What was it like working a third time with Anthony Mackey?

The familiarity obviously makes things faster, and you avoid misunderstanding. It hasn’t happened a lot when I’m directing, but when I’ve been on sets as a writer, particularly when you’ve come in as you’re trying to fix a problem, it can get very tense. And, because you’re losing the light, or it’s going to start raining and is of the essence, you don’t have a lot of time to debate something. As a director, your principal partner, when you’re actually shooting a scene, is the actor, and for them to do something that lands, it has to make sense to them. So it’s really helpful to be able to go to Anthony in his trailer, say, like ‘hey, I got an hour, so I want to condense this thing and do this. Does that work for you?’ and have him be like ‘yeah, man, I got you.’ That helps, as opposed to ‘why do you have an hour?’.

I’ve been lucky and have had really good relationships with actors generally, but obviously when you’ve worked with somebody three times, and you see him socially, and he’s a sort of quasi-godfather to my kid, that’s helpful. That’s really nice. We’re going to do another one too, by the way. We’re already talking about what the fourth one’s gonna be.

What will your fourth movie with Anthony Mackie be? Will it be similar to this?

It will be completely different, and we have ideas, but I can’t talk about them…!

You’ve worked on a few genre movies. What is it about genre that appeals to you as a filmmaker?

I think the idea that you can show something that is real-world to itself, but is not our world allows you to get at the deepest underlying issues in society.

For me, when I read this script, more than anything, I liked the idea of being able to do a Garden of Eden metaphor. What would the world be like if humans were just a tiny part of it? There would be animals running wild, clean air and so forth and then when the monsters come… what do they represent? To me, this is what rationality creates. Whether it’s nuclear weapons or artificial intelligence or economic activity that causes climate change, we create our own destruction, and then we need to use that rationality to undo that destruction. That to me, is really profound.

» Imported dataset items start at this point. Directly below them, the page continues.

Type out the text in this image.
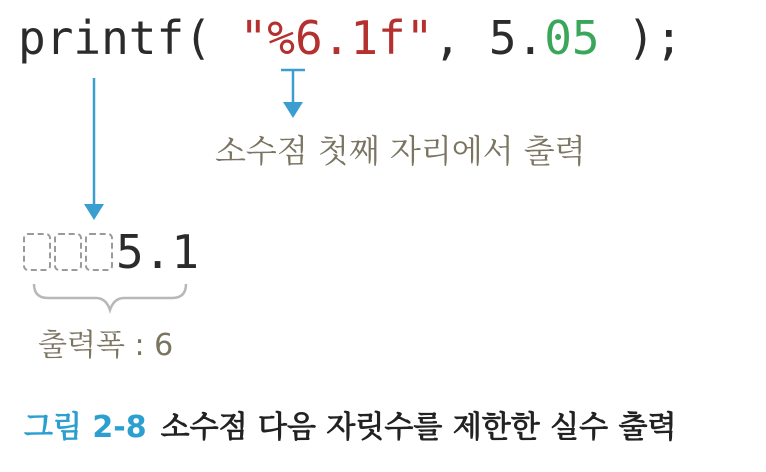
printf( "%6.1f", 5.05 );
소수점 첫째 자리에서 출력
5.1
출력폭 : 6
그림 2-8 소수점 다음 자릿수를 제한한 실수 출력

It’s one of the main things that human beings have to sort through.

If you pick up a newspaper or you watch a news broadcast, all the issues you’re seeing are tied to the idea of human beings using their rationality to achieve things, and then the conflict that comes from that, or the destruction that ultimately comes from that. So you’re, you’re talking about the most important stuff that’s going on in the world, and yet you’re talking about it in a context that’s completely removed. That’s what science fiction allows you to do.

Elevation will be released on Prime Video on 8 Feb.